TERESA THE ENGINEER.

TERESA THE ENGINEER.

I am in this little Airb&b in the pretty peaceful hills of Oakland, California where, right this minute, life is at its most excellent.

It is pure damn luck isn’t it? My friend was going to have a day just like this and it never happened…for no rhyme or reason bad things do happen. So please don’t talk nonsense about extraterrestrials or taking care of your health…just live each day the best you can and never leave home without that rabbit’s foot.

My California son, daughter-in-law and I are here for Teresa’s graduation. Yesterday at the Greek Theater on the UC Berkeley campus a whole lot of smart ambitious young people stepped up to the proverbial plate seriously believing they can make the world a better—or at least a more safely engineered, solidly constructed, environmentally promising—place to inhabit.

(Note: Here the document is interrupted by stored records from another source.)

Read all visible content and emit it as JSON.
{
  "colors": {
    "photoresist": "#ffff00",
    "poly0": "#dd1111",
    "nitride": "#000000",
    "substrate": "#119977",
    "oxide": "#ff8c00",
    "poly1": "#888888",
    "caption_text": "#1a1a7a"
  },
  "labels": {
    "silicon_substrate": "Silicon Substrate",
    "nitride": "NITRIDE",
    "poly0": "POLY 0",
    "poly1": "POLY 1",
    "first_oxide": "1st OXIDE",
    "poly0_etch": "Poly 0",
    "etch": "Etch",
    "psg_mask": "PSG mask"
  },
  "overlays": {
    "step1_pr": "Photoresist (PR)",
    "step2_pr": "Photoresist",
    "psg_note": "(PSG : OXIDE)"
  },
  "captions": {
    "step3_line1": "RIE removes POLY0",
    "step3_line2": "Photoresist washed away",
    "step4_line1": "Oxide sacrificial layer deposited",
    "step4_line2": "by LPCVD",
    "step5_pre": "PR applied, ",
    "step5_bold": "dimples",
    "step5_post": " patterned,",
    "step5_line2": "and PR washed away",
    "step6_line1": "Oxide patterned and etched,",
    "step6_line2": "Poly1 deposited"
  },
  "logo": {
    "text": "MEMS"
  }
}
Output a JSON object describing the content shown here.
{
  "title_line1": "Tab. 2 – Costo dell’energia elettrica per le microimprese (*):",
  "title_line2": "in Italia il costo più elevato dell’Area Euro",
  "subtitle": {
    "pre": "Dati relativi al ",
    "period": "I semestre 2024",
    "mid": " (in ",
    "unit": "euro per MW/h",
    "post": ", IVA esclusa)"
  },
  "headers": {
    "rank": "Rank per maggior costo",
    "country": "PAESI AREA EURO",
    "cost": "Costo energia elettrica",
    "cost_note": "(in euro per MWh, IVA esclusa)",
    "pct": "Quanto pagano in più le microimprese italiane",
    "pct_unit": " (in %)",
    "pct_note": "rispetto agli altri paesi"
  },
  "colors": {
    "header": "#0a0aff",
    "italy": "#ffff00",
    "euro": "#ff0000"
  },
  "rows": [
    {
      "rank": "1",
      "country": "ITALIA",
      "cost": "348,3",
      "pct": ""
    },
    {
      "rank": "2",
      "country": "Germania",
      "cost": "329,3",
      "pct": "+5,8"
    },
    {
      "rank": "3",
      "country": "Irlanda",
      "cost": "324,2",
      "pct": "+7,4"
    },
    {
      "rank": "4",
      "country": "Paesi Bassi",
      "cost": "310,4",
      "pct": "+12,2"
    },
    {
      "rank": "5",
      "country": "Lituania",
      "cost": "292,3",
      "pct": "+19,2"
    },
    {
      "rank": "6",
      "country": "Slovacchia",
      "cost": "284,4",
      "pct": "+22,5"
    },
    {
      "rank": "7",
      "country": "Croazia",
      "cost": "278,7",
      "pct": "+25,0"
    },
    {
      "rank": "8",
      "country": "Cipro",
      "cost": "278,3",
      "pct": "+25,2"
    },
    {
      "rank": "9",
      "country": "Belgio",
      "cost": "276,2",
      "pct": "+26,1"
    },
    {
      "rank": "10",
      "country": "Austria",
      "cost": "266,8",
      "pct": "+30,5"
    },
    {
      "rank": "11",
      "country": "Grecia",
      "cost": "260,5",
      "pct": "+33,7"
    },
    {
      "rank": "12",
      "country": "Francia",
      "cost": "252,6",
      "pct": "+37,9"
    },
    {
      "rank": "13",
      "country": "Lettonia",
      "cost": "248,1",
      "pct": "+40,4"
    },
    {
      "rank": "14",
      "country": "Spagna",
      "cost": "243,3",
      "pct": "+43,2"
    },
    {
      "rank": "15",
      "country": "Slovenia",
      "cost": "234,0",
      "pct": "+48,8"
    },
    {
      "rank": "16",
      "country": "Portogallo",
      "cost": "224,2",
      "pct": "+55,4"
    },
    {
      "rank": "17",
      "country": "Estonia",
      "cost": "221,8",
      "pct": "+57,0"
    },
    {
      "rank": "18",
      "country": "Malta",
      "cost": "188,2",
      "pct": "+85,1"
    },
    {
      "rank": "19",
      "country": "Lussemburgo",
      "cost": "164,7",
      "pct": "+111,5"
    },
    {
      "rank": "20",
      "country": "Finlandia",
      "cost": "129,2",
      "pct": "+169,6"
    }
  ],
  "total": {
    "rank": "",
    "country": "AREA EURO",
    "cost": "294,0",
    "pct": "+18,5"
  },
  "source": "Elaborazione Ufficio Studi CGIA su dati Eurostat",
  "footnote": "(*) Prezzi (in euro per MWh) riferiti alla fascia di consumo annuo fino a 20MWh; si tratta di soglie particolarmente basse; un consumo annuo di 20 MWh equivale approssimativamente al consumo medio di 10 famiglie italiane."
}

The commencement speaker was a refreshing and damn near inspiring change of pace from the usual platitudinous drivel. While far from a great orator he offered graduates practical, excellent and almost impossible-to-follow advice. Basically he said, “If you as engineers actually care about the crumbling infrastructure of this country, you’ll have to get elected to Congress because right now it’s full of lawyers who are educated only to argue; we must elect more engineers—who are educated to actually do, or we’ll never rebuild our country.’ He went on to say a few pointedly political things about the ever-growing ignorance of what made America previously-great, especially the things for which engineers were and are partially or wholly responsible, for example the beautiful campuses of universities like the UC system and fine roads and bridges and all of the things that make a nation work…

Never mind all that for a moment though. It was sunny and people were happy and there’s hope. We went ‘home,’ ordered Chinese and talked meandering family talk. We are very lucky  to have these perfect days in our lives.